Results: Heat map analyses were used to investigate the congruence of orthologues in four datasets (archaeal, bacterial, eukaryotic and alpha-proteobacterial). We conclude that we simply cannot determine if a large portion of the genes have a common history. In addition, none of these datasets can be considered free of lateral gene transfer.

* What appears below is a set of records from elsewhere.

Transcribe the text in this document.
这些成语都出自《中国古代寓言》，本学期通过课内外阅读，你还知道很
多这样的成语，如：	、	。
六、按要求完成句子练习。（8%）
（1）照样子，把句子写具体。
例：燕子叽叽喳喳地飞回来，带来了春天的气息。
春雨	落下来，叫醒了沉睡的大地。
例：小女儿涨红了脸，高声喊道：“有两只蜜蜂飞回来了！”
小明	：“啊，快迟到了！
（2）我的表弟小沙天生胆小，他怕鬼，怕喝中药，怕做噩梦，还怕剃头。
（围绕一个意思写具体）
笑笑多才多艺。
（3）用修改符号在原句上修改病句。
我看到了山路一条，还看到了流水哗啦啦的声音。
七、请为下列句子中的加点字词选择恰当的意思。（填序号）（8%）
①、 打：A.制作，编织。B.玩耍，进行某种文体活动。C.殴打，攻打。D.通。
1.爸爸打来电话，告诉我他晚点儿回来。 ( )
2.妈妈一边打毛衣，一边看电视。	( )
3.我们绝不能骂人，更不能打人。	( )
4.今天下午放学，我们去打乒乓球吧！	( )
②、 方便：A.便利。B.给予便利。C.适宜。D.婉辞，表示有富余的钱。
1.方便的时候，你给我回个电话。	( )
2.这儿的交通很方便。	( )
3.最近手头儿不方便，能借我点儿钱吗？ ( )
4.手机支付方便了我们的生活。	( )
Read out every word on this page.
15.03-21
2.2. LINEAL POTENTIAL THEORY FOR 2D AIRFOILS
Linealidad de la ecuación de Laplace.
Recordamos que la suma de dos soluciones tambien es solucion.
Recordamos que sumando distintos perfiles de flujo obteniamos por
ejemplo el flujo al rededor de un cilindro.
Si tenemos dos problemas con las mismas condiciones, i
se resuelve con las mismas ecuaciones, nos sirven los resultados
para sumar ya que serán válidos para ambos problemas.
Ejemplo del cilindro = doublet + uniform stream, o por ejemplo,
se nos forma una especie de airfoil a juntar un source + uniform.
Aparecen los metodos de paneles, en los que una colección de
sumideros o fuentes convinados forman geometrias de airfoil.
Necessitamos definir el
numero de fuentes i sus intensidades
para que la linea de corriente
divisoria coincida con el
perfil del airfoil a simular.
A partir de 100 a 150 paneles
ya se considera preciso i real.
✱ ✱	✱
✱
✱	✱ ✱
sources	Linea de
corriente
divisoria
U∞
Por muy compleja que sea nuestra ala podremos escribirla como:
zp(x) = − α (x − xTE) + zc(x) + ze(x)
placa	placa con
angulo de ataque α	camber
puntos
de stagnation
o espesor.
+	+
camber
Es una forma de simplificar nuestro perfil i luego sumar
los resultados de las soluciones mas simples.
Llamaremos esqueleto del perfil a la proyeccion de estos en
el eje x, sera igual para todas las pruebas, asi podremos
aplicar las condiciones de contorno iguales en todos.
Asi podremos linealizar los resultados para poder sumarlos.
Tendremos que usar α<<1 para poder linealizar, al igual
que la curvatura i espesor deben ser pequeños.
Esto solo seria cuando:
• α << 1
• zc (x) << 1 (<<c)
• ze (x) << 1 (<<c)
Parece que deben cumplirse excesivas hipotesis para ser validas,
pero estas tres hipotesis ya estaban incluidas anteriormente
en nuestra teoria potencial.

Conclusion: Our phylogenetic analyses do not support tree-thinking. These results have important conceptual and practical implications. We argue that representations other than a tree should be investigated in this case because a non-critical concatenation of markers could be highly misleading.


Figure 1
Figure 1
Figure 1A. displays the heat map for the archaeal dataset, Figure 1B. for the eukaryotic dataset. Heat maps include two kinds of markers: actual ones, indicated by a red rectangle at the left of the heat map, and artificial markers with extreme LGT (see main text), indicated in blue. They are based on a set of plausible topologies (see main text). The number of genes and topologies in the analysis are indicated on the heat map. These heat maps are double-clustered by genes and by topologies. The hierarchical clusters are represented by a tree of genes and a tree of topologies along the heat map. In the left band, the relative distribution of red and blue rectangles reflects the presence/absence of clustering of actual markers with artificial ones. Inside a heat map each dot of colour corresponds to the p-value for a given gene and a given topology. The p-values range from 0 (rejection) to 1 (support). The colour code associated with these p-values (from green for rejection to white for support) are reported above the heatmap. On the right of each heat map, the orange brackets indicate regions containing markers with a weak discriminatory power; the green brackets indicate regions containing markers with a stronger discriminatory power. Amongst the markers with a stronger phylogenetic signal, pink arrows point to some instances of conflicting signal in actual markers. They indicate different columns displaying a contrasting pattern of colour and contradictory p-values for several orthologues in a dataset.
Figure 2
Figure 2
Figure 2A. displays the heat map for the alphaproteobacterial dataset and figure 2B for the bacterial dataset. See the legend of Figure 1 for details.
Figure 3
Figure 3
Figure 3 displays the synthesis of 34 alphaproteobacterial genes (atp1, atp6, atp9, cob, cox2, cox3, nad1, nad2, nad3, nad4, nad4l, nad5, nad6, nad7, nad8, nad11, rpl2, rpl5, rpl6, rpl11, rpl14, rpl16, rpoA, rpoB, rpoC, rps7, rps10, rps12, rps13, rps14, rps19, sdh2, sdh3 and tufA). The proposed vertical-inheritance backbone representing the concatenation tree is shown in dark blue, with the line thickness of an internal branch corresponding to the frequency of its support across the whole dataset. Support was considered significant when clades received > 50% bootstrap support. Putative LGT events are in orange, connecting donors (circles) with recipients (arrowheads); where there are multiple possible donor candidates, these converge onto a double arrowhead. This happens when the clade founded by a past LGT donor may have subsequently had its species membership obfuscated by later exchanges of genetic material, yielding a non-reference assemblage of species labels in a presumed lineage. Where the apparent donor of a gene falls outside of the taxa included in the analysis, one is created as a basal group taxon, indicated in light blue. In order to avoid graphical congestion, branches in the tree may be artificially extended, as dotted segments.